# Separation Anxiety..



## Sonic and Aries (Feb 15, 2012)

Sonic is going through a CGC course with our regular trainer and as of right now, we have a plan to test him by the first week of June. He has been amazing at everything we have thrown at him, except for one issue. He is truly my Velcro dog, and although I do spend plenty of time away from him (at work and some weeks traveling), he has recently begun to have some separation anxiety when I leave him, whining and barking.

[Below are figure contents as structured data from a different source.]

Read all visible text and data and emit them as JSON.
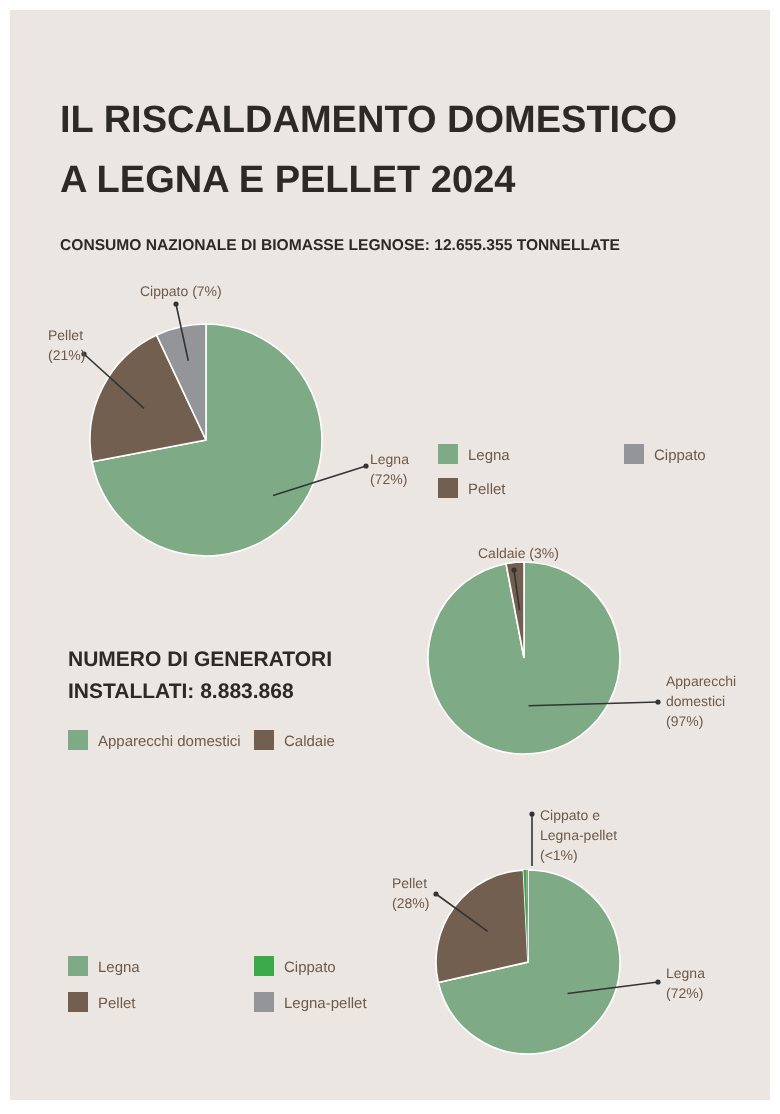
{
  "chart_data": [
    {
      "type": "pie",
      "title": "IL RISCALDAMENTO DOMESTICO A LEGNA E PELLET 2024",
      "subtitle": "CONSUMO NAZIONALE DI BIOMASSE LEGNOSE: 12.655.355 TONNELLATE",
      "categories": [
        "Legna",
        "Pellet",
        "Cippato"
      ],
      "values": [
        72,
        21,
        7
      ],
      "value_labels": [
        "(72%)",
        "(21%)",
        "(7%)"
      ],
      "colors": [
        "#7eab86",
        "#735f4f",
        "#939598"
      ],
      "legend": "right"
    },
    {
      "type": "pie",
      "title": "NUMERO DI GENERATORI INSTALLATI: 8.883.868",
      "categories": [
        "Apparecchi domestici",
        "Caldaie"
      ],
      "values": [
        97,
        3
      ],
      "value_labels": [
        "(97%)",
        "(3%)"
      ],
      "colors": [
        "#7eab86",
        "#735f4f"
      ],
      "legend": "left"
    },
    {
      "type": "pie",
      "categories": [
        "Legna",
        "Pellet",
        "Cippato",
        "Legna-pellet"
      ],
      "values": [
        72,
        28,
        0.5,
        0.3
      ],
      "value_labels": [
        "(72%)",
        "(28%)",
        null,
        null
      ],
      "colors": [
        "#7eab86",
        "#735f4f",
        "#3aaa4a",
        "#939598"
      ],
      "annotations": [
        "Cippato e Legna-pellet (<1%)"
      ],
      "legend": "left"
    }
  ]
}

The trainer suggested that I begin leaving for really short periods and then coming back. However, so far at the house my husband says Sonic is not whining until he hears me come back if at all, I believe because Aries is there to distract him. But he also gets very upset if, when I leave him, I'm taking Aries with me. It is very hard for us to go somewhere regularly outside the house to work on this without Aries tagging along to really work on this as much as I would like. How many of you have had separation anxiety issues with your Havs? Any tips or advice for getting through it?


----------



## Pixiesmom (Jul 31, 2008)

I had a terrible problem with Pixie- she about had a nervous breakdown when we left her even for a very short while. When we got Mig, problem solved. Sonic acts this way even in the company of your other hav?


----------



## rlewis (Sep 20, 2011)

Kobe recently went through the CGC Testing and the 3 minute stay without me was the ONLY thing I was worried about. He too was getting a litle anxious when i left. I really think it was more the fact that I was going and he had to stay then it was really that he wanted to be with me. So, for the last 2 weeks before the test, I went to 2 different friends an evening and asked them to hold his leash for 3 minutes in their yard while I went around the corner and one more time in their living room while I went down the hall. The only time he received treats was when I returned. i quit giving them for sits, downs, stays, etc. I just used praise for those. He passed!! Still not his favorite thing to do but we got through it. Good Luck to both of you!!


----------



## Sonic and Aries (Feb 15, 2012)

Thanks! Sonics biggest problem is not related to when we leave him at the house, he is always in his crate and ex-pen with Aries. It's more of an issue if we are all out somewhere and I have to step away and leave him or both of them with someone else. He will carry on and whine and bark and just throw a fit, even if it's just with my husband or the trainer which Sonic has known and worked with for probably about 9 months. This is a relatively new issue as he used to be fine, so we hadn't considered the need to work on this much in earlier training. 

We haven't used regular treats for a while either, but I'll try working with leaving him around different people and treating when I come back.. I had read a lot about trying to not make a big deal about leaving and returning, so I wasn't really sure when would be the best time to treat him for correct behavior. I'm sure I'll be a little nervous until we actually take the test, but hopefully like everything else, once we really get down to business he will learn quickly.


----------



## davetgabby (Dec 29, 2007)

Best info on this that I've found is a book by Nichole Wilde ... Don't Leave Me. Check for it on Dogwise.


----------



## rlewis (Sep 20, 2011)

I agree, there are so many differing opinions on things. I think every ones dog is individual somewhat just like people. Kobe is treat obsessive!! I can't even really use them. All he does is jump towards my had and want the treat. Won't focus on anything. But with praise he does really well. Now since he loves treats so much, I decided to give them when I return as he really doesn't need to focus on anything immediately upon my return and that was the last test item. I started with 10 seconds, come back give him a treat. If he cried and came back and said, WAIT again, then left and started over. If he made it the 10 seconds he got a treat. Then I just started doubling the time. Before long, he had the hang of it. For him it worked! It may or may not work with you. But, might be worth a try!! Good Luck!


----------